Perth teenager Arno Faraji has transcended expectations with his effortlessly cool "vibe music" to emerge as one of Australian hip hop's brightest futures
When Perth teenager ARNO FARAJI became the first hip hop artist to win Triple J’s Unearthed High competition in 2017 it was undoubtedly a groundbreaking moment for the genre in this country. It was also a moment - you would have to suspect - that had the potential to burden the then 17-year-old’s career with pressure of unreasonable expectations. Imagine being told that you were the future, the fresh-faced prince of a newly revitalised genre sitting at the forefront of a new wave of Australian hip hop - all based off some demos you’d uploaded to the internet after only a year of making music. Luckily, in 2018, the trailblazing Zimbabwe-born producer-slash-rapper transcended those expectations - and did so with effortless style.
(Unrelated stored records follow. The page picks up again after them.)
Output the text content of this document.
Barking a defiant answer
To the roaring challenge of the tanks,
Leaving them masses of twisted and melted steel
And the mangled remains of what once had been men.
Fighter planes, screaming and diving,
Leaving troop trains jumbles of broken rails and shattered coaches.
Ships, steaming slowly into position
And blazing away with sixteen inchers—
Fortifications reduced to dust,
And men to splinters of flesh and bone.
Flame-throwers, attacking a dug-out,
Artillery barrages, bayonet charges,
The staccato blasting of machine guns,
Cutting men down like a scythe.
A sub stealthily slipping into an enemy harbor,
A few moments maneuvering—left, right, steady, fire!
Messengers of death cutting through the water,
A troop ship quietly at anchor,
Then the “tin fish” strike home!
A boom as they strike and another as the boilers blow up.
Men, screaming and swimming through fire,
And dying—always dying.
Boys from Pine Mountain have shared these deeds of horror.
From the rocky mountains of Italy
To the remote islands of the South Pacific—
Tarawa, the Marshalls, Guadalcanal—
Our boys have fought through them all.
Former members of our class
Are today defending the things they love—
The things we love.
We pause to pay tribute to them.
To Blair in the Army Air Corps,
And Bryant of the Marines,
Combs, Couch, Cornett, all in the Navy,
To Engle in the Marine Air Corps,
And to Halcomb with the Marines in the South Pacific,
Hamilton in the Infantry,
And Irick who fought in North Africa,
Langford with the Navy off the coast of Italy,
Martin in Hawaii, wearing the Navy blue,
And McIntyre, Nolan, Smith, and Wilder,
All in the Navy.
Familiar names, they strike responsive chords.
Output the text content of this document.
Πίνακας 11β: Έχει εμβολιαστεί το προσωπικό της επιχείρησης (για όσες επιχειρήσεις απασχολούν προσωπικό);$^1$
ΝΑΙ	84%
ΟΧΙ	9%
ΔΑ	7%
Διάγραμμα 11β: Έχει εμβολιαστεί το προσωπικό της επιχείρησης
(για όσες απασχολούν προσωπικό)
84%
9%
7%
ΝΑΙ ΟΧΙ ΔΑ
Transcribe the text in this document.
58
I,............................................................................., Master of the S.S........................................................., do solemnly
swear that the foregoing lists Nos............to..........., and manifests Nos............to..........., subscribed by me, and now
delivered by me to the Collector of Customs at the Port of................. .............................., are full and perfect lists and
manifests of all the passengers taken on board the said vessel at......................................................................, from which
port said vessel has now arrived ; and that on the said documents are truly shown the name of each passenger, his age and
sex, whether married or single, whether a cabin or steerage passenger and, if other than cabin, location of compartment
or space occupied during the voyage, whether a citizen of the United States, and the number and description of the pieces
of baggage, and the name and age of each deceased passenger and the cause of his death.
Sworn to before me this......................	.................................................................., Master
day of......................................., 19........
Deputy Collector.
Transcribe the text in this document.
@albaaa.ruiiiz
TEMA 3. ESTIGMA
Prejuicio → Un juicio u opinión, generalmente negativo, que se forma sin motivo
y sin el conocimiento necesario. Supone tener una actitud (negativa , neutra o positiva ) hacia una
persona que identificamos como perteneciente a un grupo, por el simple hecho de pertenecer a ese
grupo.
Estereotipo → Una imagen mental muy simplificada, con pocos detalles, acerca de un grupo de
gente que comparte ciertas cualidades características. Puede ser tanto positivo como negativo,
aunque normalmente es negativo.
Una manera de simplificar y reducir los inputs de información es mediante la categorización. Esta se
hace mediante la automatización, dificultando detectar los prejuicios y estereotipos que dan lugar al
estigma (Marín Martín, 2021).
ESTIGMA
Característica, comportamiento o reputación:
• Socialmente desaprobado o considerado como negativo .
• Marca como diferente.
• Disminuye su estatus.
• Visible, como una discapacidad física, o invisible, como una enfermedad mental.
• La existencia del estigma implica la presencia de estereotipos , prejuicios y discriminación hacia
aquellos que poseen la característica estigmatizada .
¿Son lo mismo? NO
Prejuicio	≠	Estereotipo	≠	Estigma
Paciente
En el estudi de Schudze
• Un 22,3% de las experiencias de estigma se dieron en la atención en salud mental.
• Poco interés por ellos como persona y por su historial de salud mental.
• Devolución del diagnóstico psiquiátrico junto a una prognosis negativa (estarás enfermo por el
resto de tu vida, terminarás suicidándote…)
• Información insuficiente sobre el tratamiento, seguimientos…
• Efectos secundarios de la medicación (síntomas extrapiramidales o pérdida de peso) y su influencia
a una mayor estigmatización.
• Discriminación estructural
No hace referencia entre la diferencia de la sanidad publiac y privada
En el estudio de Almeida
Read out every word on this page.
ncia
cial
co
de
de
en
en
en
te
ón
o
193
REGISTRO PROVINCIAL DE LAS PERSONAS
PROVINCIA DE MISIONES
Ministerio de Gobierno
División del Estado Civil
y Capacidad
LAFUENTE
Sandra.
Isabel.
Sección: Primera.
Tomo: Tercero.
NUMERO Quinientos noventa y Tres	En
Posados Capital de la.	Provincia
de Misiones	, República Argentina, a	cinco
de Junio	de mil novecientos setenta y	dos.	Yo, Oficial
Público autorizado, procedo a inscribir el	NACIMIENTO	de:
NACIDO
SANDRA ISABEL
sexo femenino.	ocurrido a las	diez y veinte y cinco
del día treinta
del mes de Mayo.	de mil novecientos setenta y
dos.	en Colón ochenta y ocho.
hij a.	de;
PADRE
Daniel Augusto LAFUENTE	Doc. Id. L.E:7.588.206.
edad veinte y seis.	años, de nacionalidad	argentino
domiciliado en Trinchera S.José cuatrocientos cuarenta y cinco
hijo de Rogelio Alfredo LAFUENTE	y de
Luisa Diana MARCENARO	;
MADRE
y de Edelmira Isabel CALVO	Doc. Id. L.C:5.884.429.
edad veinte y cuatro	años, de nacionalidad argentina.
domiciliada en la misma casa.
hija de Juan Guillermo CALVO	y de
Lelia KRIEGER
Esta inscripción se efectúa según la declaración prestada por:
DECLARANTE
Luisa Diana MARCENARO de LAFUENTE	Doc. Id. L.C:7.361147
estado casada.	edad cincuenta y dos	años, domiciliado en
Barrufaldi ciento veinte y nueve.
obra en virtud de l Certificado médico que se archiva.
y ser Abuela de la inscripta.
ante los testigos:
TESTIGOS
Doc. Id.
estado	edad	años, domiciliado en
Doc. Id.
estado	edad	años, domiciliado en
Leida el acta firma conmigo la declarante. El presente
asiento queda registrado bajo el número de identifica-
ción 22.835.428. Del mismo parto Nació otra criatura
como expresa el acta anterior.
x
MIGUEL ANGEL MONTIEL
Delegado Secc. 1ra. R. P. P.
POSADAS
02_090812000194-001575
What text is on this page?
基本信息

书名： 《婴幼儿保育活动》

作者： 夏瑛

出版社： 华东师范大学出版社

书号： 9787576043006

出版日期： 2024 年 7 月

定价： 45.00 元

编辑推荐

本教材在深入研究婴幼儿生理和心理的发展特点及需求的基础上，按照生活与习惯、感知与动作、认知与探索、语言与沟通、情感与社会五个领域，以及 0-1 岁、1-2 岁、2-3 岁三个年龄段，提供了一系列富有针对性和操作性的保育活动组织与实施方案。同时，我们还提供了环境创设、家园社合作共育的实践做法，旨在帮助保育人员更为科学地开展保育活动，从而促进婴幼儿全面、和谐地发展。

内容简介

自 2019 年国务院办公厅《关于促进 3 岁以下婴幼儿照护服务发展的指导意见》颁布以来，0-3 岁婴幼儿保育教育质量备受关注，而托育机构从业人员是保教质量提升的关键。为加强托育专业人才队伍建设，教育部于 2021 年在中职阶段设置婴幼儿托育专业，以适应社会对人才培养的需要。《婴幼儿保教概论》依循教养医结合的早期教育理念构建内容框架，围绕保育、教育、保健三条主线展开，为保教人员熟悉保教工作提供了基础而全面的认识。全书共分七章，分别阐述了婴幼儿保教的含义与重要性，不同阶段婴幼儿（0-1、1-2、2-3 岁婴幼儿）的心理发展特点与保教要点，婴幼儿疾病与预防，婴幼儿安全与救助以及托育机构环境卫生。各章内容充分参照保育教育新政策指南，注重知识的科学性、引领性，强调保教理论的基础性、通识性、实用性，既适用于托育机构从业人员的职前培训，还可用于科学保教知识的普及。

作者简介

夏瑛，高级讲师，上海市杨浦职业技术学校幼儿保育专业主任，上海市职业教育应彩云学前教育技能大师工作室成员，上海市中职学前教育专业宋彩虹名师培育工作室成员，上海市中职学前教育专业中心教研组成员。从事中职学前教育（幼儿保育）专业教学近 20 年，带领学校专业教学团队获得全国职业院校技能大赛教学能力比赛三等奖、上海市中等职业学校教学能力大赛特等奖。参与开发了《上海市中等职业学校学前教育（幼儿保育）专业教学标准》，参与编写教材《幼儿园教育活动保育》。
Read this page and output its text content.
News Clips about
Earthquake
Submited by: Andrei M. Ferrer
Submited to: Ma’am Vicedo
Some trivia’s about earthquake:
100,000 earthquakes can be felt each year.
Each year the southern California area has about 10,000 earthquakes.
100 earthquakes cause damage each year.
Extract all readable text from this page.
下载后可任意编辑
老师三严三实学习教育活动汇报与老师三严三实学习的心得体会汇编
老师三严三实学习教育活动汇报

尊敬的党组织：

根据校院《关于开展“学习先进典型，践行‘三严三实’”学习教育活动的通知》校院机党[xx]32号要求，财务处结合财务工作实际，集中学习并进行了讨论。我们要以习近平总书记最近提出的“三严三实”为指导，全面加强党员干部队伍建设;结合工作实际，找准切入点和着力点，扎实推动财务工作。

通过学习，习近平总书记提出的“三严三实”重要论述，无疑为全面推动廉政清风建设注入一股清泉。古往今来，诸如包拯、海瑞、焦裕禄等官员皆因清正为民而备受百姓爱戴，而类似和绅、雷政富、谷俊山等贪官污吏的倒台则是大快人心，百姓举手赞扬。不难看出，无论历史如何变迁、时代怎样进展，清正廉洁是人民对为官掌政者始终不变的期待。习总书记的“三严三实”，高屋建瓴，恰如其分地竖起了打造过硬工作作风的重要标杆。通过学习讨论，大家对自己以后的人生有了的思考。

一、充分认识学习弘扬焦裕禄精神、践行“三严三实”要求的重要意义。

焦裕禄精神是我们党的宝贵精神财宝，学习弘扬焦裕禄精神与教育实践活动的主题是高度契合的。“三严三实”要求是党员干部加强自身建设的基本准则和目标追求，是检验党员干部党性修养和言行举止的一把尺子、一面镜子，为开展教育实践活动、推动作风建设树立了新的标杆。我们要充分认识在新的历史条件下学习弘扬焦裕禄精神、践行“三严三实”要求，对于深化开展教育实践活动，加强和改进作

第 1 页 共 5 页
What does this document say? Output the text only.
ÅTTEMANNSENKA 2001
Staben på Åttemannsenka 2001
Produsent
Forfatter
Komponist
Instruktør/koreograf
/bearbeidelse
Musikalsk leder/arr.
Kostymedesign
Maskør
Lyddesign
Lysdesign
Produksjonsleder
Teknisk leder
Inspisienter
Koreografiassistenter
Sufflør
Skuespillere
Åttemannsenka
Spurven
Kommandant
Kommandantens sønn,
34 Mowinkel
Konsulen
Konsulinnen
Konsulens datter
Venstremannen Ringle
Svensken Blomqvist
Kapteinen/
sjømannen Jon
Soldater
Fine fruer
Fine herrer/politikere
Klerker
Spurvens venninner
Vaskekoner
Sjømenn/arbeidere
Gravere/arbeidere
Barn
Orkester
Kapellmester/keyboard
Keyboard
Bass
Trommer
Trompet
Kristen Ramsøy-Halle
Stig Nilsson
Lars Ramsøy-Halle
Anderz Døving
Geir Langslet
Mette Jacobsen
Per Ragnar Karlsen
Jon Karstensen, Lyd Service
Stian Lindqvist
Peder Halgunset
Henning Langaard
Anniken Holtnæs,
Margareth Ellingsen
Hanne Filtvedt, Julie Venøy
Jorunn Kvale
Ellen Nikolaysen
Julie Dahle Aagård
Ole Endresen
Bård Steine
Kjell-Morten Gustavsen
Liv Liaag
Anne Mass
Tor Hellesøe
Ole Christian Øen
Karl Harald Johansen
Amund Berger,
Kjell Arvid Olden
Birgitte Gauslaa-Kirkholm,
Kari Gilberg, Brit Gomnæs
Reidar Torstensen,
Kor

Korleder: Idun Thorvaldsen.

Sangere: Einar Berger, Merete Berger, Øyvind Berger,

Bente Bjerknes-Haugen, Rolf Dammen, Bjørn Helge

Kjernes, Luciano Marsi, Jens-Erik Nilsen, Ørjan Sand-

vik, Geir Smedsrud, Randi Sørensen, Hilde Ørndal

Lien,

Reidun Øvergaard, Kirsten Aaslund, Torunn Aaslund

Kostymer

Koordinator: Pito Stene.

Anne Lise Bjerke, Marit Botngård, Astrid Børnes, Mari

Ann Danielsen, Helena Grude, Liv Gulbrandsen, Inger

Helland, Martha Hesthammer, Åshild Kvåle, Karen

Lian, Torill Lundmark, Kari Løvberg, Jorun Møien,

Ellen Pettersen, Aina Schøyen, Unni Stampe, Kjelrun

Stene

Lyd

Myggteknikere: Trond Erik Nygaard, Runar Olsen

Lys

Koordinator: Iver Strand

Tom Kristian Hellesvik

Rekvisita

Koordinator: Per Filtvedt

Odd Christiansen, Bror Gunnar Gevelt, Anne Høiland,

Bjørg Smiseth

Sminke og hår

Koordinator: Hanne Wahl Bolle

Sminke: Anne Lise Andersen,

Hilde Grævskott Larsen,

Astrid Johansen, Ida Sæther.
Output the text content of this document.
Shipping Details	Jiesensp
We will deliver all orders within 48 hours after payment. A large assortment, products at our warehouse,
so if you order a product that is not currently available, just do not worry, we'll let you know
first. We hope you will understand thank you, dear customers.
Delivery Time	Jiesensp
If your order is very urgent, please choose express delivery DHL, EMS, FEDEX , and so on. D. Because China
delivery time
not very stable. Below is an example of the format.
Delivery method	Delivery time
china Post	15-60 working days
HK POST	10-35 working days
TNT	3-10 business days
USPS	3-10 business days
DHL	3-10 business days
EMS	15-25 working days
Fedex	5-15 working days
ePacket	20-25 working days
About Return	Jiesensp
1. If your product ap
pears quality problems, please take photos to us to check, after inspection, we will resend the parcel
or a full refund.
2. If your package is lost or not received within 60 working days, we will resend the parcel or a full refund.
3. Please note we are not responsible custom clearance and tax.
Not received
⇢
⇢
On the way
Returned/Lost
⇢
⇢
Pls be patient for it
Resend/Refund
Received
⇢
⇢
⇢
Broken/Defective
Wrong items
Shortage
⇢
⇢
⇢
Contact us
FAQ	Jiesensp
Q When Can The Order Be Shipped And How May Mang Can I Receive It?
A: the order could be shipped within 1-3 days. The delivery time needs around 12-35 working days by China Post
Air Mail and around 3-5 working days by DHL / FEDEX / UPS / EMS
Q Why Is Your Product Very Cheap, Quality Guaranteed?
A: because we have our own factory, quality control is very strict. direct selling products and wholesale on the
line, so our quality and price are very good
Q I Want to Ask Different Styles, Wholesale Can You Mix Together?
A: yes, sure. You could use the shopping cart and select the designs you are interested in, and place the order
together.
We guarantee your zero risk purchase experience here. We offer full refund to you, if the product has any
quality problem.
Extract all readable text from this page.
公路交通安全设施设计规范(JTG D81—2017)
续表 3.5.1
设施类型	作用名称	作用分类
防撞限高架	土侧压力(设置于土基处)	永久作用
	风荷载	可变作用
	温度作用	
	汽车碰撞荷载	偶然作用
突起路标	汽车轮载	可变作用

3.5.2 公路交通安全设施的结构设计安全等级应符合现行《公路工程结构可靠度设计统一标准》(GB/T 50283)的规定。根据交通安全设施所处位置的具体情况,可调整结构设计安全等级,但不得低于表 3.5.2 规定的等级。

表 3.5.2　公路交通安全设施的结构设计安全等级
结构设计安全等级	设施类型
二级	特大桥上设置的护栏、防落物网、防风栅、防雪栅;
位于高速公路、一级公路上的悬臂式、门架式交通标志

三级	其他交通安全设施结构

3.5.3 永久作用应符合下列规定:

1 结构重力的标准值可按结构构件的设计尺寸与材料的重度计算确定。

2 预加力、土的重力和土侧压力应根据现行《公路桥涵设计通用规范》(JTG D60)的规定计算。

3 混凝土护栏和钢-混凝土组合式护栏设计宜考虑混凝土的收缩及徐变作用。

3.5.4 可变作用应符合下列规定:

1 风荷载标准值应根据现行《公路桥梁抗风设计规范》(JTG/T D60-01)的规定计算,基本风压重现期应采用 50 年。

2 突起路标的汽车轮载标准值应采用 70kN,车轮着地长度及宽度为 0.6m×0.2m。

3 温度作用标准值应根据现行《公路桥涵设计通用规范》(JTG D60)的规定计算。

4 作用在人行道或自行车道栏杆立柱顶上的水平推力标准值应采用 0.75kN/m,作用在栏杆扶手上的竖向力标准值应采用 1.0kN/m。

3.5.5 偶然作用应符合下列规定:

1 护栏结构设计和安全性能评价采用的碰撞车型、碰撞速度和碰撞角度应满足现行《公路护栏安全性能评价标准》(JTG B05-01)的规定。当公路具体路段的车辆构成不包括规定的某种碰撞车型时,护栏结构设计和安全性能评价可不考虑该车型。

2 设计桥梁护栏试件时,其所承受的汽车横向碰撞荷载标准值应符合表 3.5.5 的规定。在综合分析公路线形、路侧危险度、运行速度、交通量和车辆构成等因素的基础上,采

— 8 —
It’s a style which has been on shown across the pair of beyond-his-years singles he released in 2018: ‘Bless (What It’s Like)’, his collaboration with Remi and Sensible J, and the more recent ‘things change’, which arrived alongside news of his management deal with Sydney tastemakers Astral People, a roster which, boasting the likes of Milan Ring, Winston Surfshirt and Cosmo's Midnight seems the perfect home for Faraji’s brand of stylish, dance-inflected hip hop to grow.
His warm and infinitely inviting music, which Faraji describes as “wavy” or “vibe music”, sits in that sweet spot somewhere between Chance The Rapper's infectiously playful but contemplative raps, KAYTRANADA’s house-leaning productions and the sly, nimble bars of Goldlink. Like Chance, the focus for Faraji is on imparting a sincere and undiluted sense of joy through his music. Tracks like debut single ‘Destiny’ swell with a generous spirit, like it absolutely has to share its groove with you because it can’t resist the impulse for much longer. This spirit, like Chance’s, has the power to affirm via its own faith in self-affirmation (“Vibin’ on myself, I can’t trust fake energy / Yeah I’m hella ill, I swear that it’s my destiny”), to revitalise the soul through music.
Don't miss a beat with our FREE daily newsletter
The optimism is both outward- and inward-looking at the same time, Faraji using his songwriting to turn moments of insularity into moments of exterior life philosophy, flipping what would, in other hands, normally be something sad or melancholic into something else, something a little more emotionally nuanced by simply looking beyond himself.
On the blissed-out ‘things change’, he applies this trick to the idea that nothing in life is stable and is always subject to change - including “good relationships” - and then turns this realisation into a lesson about how empowering it can be to accept life’s inevitabilities as they come - and the calm that follows.
And when, as on ‘Bless’, his tracks follow this multi-part structure of finding and then coalescing into a final groove, this joy takes on a different form: that of a young artist spontaneously discovering themselves, blooming in real time as you watch on. It’s all remarkably impressive for an artist at the very birth of his career, let alone for someone of Faraji’s age.
Arno Faraji is still the future of Australian hip hop. But he’s not the only future - he’s one of many, which is kind of the point. That said, he’s a particularly bright future for the genre in this country, and at only 18 years of age he seems to have already found a particularly singular lane to occupy in this expansive scene, as Arno comes closer and closer to perfecting his effortlessly cool brand of "vibe music" with each release. And, besides, if he does feel the weight of all those expectations, it doesn’t show.